What about Thailand?
If we explore the Thai culture through the lens of the 6-D Model, we can get a good overview of the deep drivers of Thai culture relative to other world cultures.
This dimension deals with the fact that all individuals in societies are not equal – it expresses the attitude of the culture towards these inequalities amongst us. Power distance is defined as the extent to which the less powerful members of institutions and organisations within a country expect and accept that power is distributed unequally.
Thailand scores 64 on PDI index, slightly lower than the average Asian countries (71). It is a society in which inequalities are accepted; a strict chain of command and protocol are observed. Each rank has its privileges and employees show loyalty, respect and deference for their superiors in return for protection and guidance. This may lead to paternalistic management. Thus, the attitude towards managers are more formal, the information flow is hierarchical and controlled.
The fundamental issue addressed by this dimension is the degree of interdependence a society maintains among its members. It has to do with whether people´s self-image is defined in terms of “I” or “We”. In Individualist societies people are supposed to look after themselves and their direct family only. In Collectivist societies people belong to ‘in groups’ that take care of them in exchange for loyalty.
With a score of 20 Thailand is a highly collectivist country. This is manifest in a close long-term commitment to the member 'group' (a family, extended family, or extended relationships). Loyalty to the in-group in a collectivist culture is paramount, and over-rides most other societal rules and regulations. The society fosters strong relationships where everyone takes responsibility for fellow members of their group. In order to preserve the in-group, Thai are not confrontational and in there communication a “Yes” may not mean an acceptance or agreement. An offence leads to loss of face and Thai are very sensitive not to feel shamed in front of their group. Personal relationship is key to conducting business and it takes time to build such relations thus patience is necessary as well as not openly discuss business on first occasions.

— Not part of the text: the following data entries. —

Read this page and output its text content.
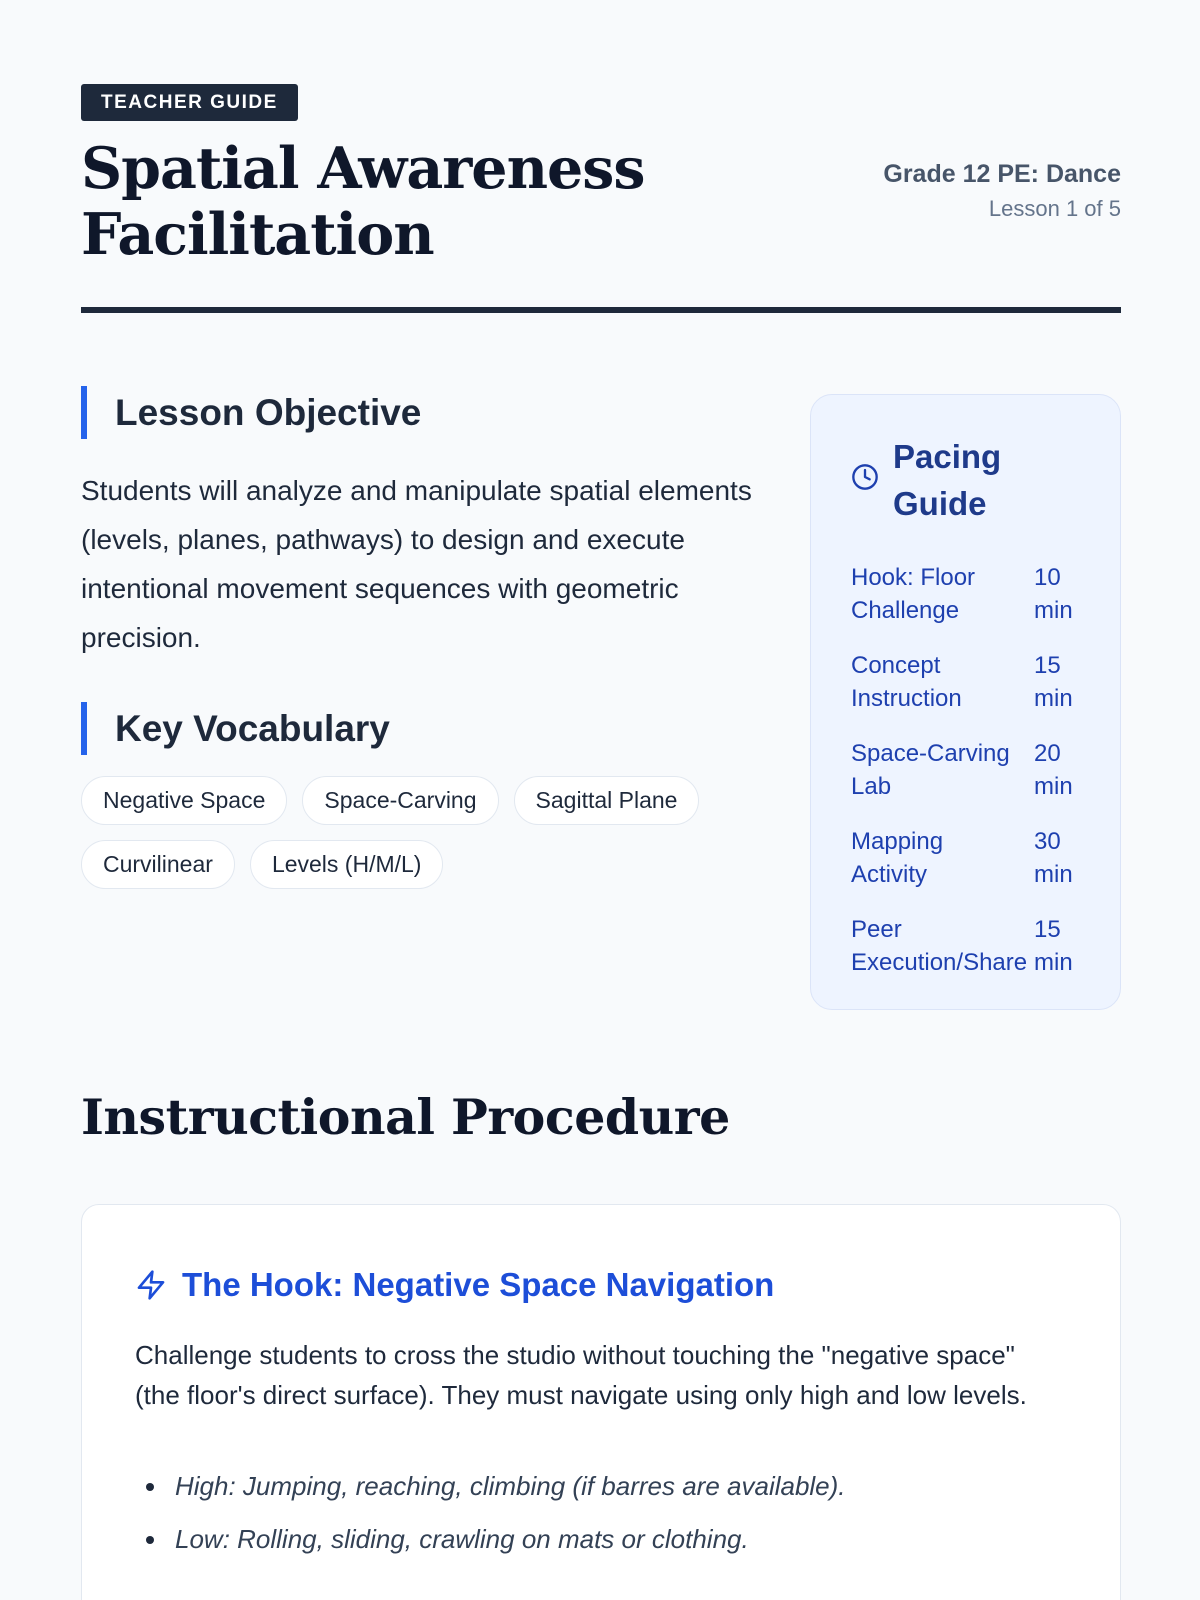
TEACHER GUIDE
Spatial Awareness Facilitation
Grade 12 PE: Dance
Lesson 1 of 5
Lesson Objective

Students will analyze and manipulate spatial elements (levels, planes, pathways) to design and execute intentional movement sequences with geometric precision.

Key Vocabulary
Negative Space	Space-Carving	Sagittal Plane
Curvilinear	Levels (H/M/L)
Pacing Guide
Hook: Floor Challenge
10 min
Concept Instruction
15 min
Space-Carving Lab
20 min
Mapping Activity
30 min
Peer Execution/Share
15 min
Instructional Procedure
The Hook: Negative Space Navigation

Challenge students to cross the studio without touching the "negative space" (the floor's direct surface). They must navigate using only high and low levels.

High: Jumping, reaching, climbing (if barres are available).
Low: Rolling, sliding, crawling on mats or clothing.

A high score (masculine) on this dimension indicates that the society will be driven by competition, achievement and success, with success being defined by the winner/best in field – a value system that starts in school and continues throughout organisational behaviour.
A low score (feminine) on the dimension means that the dominant values in society are caring for others and quality of life. A feminine society is one where quality of life is the sign of success and standing out from the crowd is not admirable. The fundamental issue here is what motivates people, wanting to be the best (masculine) or liking what you do (feminine).
Thailand scores 34 on this dimension and is thus considered a feminine society. Thailand has the lowest Masculinity ranking among the average Asian countries of 53 and the World average of 50. This lower level is indicative of a society with less assertiveness and competitiveness, as compared to one where these values are considered more important and significant. This situation also reinforces more traditional male and female roles within the population.
The dimension Uncertainty Avoidance has to do with the way that a society deals with the fact that the future can never be known: should we try to control the future or just let it happen? This ambiguity brings with it anxiety and different cultures have learnt to deal with this anxiety in different ways. The extent to which the members of a culture feel threatened by ambiguous or unknown situations and have created beliefs and institutions that try to avoid these is reflected in the UAI score.
Thailand scores an intermediate 64 on this dimension, but it slightly indicating a preference for avoiding uncertainty.
In order to minimize or reduce this level of uncertainty, strict rules, laws, policies, and regulations are adopted and implemented. The ultimate goal of this population is to control everything in order to eliminate or avoid the unexpected. As a result of this high Uncertainty Avoidance characteristic, the society does not readily accept change and is very risk adverse. Change has to be seen for the greater good of the in group.
Long Term Orientation
This dimension describes how every society has to maintain some links with its own past while dealing with the challenges of the present and future, and societies prioritise these two existential goals differently. Normative societies who score low on this dimension, for example, prefer to maintain time-honoured traditions and norms while viewing societal change with suspicion. Those with a culture which scores high, on the other hand, take a more pragmatic approach: they encourage thrift and efforts in modern education as a way to prepare for the future.
Thailand's low score of 32 indicates that Thai culture is more normative than pragmatic. People in such societies have a strong concern with establishing the absolute Truth; they are normative in their thinking. They exhibit great respect for traditions, a relatively small propensity to save for the future, and a focus on achieving quick results.
One challenge that confronts humanity, now and in the past, is the degree to which little children are socialized. Without socialization we do not become “human”. This dimension is defined as the extent to which people try to control their desires and impulses, based on the way they were raised. Relatively weak control is called “indulgence” and relatively strong control is called “restraint”. Cultures can, therefore, be described as indulgent or restrained.
With an intermediate score of 45, a preference on this dimension cannot be determined for Thailand.
Scores of countries marked with an asterisk (*) are - partially or fully - based on an educated guess derived from data representing similar countries in combination with our practitioner experience. The scores for these country are not derived from proper comparative academic research. For the list of official scores see Geert Hofstede's private website.